Cook the vegetables and eggs all at once, then take half of that mixture out and set aside for the second batch. That saves a few minutes.
Heat a large 12-inch (or bigger) skillet over high heat for about 1 minute. Add oil. Slightly reduce heat to medium and add the onion, carrots, and garlic, and cook three to four minutes until vegetables have just begun to soften.
Push aside the vegetables and pour half the eggs in. Let them set up for a minute, then scramble with your spatula. Continue to cook until lightly cooked through; not wet but not completely dry throughout.
Divide your vegetable egg mixture in half; reserve half on a plate for the second batch.
Into the skillet, with the remaining vegetables, add half the rice, then half the peas and 1/2 the bean sprouts, tossing between each addition. Use your spatula to break up any clumps. Add the sauces, half of each, white pepper, and fold over several times to mix. A few bits of white rice here and there are ok. Continue to cook for three to four more minutes longer.

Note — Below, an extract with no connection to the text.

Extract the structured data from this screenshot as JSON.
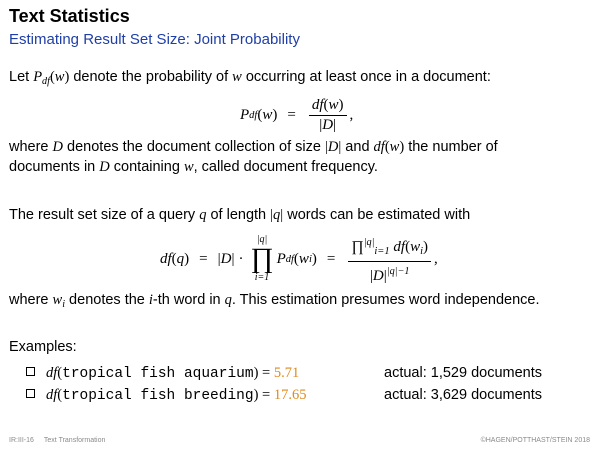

Add more oil if the rice begins to stick to the pan; reduce the heat if it starts to scorch. Sprinkle with sesame oil, carefully; it can be strong. Taste and adjust seasonings if necessary. Divide the rice among 2 serving plates. Serve immediately, garnishing with green onion if desired.
Wipe the skillet, reheat, and add the reserved vegetables, heat through for about a minute, and cook the second batch of fried rice.
Notes:
very slightly adapted from the Asian Grandmother
Nutrition: Per Serving (estimation based on 3/4 cup of rice, four servings total): 276 Calories; 14g Fat, 10g Protein; 58g Carbohydrate; 8g Dietary Fiber.